VILNIUS, 22 juillet (Le Parisien Matin) – Les tensions sont remontées d’un cran à la frontière orientale de l’Europe. Depuis Vilnius, où l’information a été relayée ce mercredi, l’armée lettone a annoncé avoir eu recours au gaz lacrymogène et à un tir de semonce pour empêcher un groupe de migrants venus de Biélorussie de pénétrer sur le territoire letton. Un épisode qui illustre l’escalade en cours le long du flanc est de l’OTAN.
Selon un message publié sur le réseau X, les faits se sont produits au cours des dernières vingt-quatre heures. Cinq migrants au moins auraient tenté de franchir illégalement la frontière en adoptant un comportement jugé agressif, allant jusqu’à jeter des rondins de bois en direction des militaires lettons. Face à leur refus d’obtempérer, les soldats ont d’abord fait usage de gaz lacrymogène pour stopper leur progression.

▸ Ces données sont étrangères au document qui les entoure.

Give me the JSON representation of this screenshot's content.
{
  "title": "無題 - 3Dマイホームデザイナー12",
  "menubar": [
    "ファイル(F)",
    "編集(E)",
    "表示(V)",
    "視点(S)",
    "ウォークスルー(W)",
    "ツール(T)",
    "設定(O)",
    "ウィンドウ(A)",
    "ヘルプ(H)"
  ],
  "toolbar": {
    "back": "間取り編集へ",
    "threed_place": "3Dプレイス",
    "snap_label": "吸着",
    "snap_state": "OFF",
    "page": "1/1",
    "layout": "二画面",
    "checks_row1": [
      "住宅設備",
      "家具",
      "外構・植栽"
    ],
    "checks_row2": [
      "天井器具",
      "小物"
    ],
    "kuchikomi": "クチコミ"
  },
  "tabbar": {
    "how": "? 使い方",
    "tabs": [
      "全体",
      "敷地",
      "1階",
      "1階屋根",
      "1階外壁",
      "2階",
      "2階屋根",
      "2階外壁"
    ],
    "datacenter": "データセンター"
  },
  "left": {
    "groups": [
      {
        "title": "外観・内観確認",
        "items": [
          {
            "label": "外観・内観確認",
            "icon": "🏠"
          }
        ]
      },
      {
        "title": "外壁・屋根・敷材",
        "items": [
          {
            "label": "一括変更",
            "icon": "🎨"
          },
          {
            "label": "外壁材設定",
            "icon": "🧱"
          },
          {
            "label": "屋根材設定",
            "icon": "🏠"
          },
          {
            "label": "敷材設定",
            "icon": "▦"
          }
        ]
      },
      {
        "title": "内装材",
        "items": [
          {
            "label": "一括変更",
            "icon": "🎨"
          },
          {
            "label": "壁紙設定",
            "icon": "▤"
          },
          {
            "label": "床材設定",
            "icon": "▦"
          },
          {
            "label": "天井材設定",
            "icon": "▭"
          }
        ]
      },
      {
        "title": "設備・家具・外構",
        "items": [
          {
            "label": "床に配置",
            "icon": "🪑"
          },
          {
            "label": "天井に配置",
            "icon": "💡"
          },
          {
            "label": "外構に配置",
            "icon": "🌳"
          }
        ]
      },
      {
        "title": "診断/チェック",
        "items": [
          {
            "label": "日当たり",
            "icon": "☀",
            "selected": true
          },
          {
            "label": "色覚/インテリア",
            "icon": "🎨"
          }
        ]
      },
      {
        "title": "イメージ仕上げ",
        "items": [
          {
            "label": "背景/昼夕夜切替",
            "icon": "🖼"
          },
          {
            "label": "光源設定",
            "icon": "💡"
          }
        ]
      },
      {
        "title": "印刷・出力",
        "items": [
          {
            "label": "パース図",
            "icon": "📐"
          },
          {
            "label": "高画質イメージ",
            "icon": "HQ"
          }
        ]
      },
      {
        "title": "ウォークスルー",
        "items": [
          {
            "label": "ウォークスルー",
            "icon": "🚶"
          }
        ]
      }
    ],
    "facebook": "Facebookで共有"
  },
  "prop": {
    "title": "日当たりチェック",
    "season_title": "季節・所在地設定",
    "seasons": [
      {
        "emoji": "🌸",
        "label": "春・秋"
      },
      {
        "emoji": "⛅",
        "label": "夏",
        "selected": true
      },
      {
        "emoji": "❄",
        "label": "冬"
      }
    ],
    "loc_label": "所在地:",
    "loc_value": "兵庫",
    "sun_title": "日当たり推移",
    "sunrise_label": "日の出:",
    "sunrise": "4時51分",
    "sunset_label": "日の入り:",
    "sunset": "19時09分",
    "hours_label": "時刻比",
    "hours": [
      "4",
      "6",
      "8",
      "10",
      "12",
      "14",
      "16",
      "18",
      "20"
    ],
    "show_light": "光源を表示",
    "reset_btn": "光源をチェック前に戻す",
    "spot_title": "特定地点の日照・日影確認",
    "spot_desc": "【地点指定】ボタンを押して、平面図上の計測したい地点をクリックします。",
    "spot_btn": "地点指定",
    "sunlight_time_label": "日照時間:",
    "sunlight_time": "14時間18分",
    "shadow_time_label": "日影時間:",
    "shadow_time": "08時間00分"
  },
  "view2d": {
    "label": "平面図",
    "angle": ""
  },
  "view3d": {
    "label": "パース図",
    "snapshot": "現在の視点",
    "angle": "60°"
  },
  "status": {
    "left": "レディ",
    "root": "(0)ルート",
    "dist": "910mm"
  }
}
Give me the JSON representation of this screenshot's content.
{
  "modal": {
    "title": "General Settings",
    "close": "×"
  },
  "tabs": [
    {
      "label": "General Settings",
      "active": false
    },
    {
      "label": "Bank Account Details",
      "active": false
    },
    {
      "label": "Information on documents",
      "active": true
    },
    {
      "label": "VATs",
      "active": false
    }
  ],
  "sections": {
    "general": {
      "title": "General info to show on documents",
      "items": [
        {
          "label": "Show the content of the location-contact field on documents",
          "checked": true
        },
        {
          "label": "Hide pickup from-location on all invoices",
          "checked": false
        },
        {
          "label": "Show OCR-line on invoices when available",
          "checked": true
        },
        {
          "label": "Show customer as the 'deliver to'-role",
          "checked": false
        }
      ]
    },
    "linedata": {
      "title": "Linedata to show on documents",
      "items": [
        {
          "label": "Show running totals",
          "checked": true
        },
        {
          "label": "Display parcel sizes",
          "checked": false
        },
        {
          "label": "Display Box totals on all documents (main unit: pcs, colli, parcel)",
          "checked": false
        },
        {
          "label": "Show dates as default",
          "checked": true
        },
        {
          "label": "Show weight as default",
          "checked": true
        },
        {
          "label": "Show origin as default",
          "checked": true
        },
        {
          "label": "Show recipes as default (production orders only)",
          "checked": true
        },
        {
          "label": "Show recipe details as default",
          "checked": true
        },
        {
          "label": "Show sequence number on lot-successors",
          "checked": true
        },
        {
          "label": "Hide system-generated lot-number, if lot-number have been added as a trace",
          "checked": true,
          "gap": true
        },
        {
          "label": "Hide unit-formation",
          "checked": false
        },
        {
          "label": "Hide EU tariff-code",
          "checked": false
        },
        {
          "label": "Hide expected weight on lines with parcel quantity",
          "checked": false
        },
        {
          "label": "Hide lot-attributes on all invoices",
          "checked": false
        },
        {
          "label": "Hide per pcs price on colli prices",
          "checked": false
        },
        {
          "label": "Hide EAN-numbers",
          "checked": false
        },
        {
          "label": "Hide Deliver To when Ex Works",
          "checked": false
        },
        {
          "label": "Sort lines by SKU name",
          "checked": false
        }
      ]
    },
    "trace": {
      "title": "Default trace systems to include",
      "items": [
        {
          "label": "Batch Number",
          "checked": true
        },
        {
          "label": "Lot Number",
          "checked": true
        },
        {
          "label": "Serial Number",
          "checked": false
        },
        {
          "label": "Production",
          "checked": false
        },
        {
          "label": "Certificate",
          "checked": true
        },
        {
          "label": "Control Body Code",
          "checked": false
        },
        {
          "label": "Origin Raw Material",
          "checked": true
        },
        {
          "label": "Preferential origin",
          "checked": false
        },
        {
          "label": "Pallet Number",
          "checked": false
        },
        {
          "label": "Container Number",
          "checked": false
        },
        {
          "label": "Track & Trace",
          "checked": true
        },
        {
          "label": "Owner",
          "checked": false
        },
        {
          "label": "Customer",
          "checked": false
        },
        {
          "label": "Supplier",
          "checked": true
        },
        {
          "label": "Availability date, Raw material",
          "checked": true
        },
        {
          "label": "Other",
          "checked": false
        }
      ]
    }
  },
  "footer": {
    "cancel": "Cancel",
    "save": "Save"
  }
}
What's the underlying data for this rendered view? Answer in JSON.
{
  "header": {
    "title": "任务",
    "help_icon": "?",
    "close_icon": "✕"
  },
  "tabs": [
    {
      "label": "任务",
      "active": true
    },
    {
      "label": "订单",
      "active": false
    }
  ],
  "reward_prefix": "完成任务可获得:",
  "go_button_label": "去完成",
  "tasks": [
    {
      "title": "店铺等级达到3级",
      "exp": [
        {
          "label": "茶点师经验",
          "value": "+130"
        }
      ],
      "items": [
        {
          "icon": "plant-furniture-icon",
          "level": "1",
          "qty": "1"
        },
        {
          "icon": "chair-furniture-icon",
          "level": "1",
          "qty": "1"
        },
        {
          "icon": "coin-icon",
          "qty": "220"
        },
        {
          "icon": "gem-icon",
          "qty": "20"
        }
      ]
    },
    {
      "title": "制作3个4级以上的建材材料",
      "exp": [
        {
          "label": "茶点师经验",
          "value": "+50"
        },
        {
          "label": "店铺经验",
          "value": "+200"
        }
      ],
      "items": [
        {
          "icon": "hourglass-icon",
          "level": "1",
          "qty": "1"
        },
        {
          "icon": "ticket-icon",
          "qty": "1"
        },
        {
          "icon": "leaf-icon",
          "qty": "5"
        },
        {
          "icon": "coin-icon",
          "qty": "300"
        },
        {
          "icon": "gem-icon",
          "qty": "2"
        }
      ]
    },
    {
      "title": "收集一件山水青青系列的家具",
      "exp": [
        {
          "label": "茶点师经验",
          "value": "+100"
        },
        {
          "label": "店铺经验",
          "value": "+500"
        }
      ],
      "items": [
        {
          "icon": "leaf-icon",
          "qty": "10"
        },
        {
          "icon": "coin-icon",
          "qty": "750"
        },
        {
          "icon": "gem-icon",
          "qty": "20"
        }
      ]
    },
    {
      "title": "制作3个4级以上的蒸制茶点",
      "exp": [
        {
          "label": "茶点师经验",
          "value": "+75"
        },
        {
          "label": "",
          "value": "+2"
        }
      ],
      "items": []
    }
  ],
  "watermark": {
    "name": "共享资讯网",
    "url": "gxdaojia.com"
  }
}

Devant la persistance de l’attitude hostile et le non respect des injonctions, un coup de semonce a été tiré en l’air. Cette action a finalement conduit le groupe à faire demi tour et à regagner le territoire biélorusse, a précisé l’état major. Aucun blessé n’a été signalé des deux côtés, mais l’incident confirme la nervosité qui règne dans cette zone frontalière particulièrement surveillée.
Une pression migratoire qui double à la frontière
La semaine dernière déjà, le Premier ministre letton Andris Kulbergs avait alerté sur une forte hausse des tentatives d’entrée. Sans fournir de chiffres précis, il a indiqué que le nombre de migrants essayant de passer depuis la Biélorussie avait doublé ces dernières semaines. Le chef du gouvernement qualifie cette dynamique de menace hybride et a annoncé un doublement des effectifs de gardes frontières déployés sur place.
Interrogé par Reuters, il a résumé la situation en ces termes :
« Nous faisons face à une situation grave, nous avons mobilisé bien plus de ressources que prévu, mais nous la gérons très bien ».
Une phrase qui traduit à la fois l’inquiétude et la volonté de Riga de garder le contrôle.
Pour faire face à l’afflux, la Lettonie peut compter sur le renfort de gardes frontières lituaniens et estoniens, en plus de ses propres unités militaires. Andris Kulbergs reconnaît que cette pression migratoire suscite une inquiétude grandissante au sein de la population lettone et perturbe la vie quotidienne des habitants proches de la frontière.
Une crise orchestrée selon les pays baltes
Depuis 2021, la Lettonie, comme la Pologne et la Lituanie, accuse la Biélorussie et son allié russe d’orchestrer des flux de migrants venus du Moyen Orient et d’Afrique pour déstabiliser le flanc oriental de l’OTAN et de l’Union européenne. Minsk et Moscou rejettent systématiquement ces allégations, dénonçant une instrumentalisation politique de la question migratoire.
Des antécédents qui pèsent sur la région
Cette nouvelle confrontation n’est pas isolée. En décembre 2021, les forces de sécurité polonaises avaient déjà utilisé des canons à eau contre des migrants qui lançaient des pierres depuis la Biélorussie. En décembre 2025, Varsovie révélait la découverte d’un tunnel dissimulé en forêt ayant permis à plus de 180 personnes de franchir la frontière. Membre de l’UE et de l’OTAN, la Lettonie subit cette crise continue depuis quatre ans, dans un contexte où la Biélorussie a servi de base arrière à l’armée russe pour l’invasion de l’Ukraine en 2022 et a annoncé au printemps des exercices impliquant des armes nucléaires russes.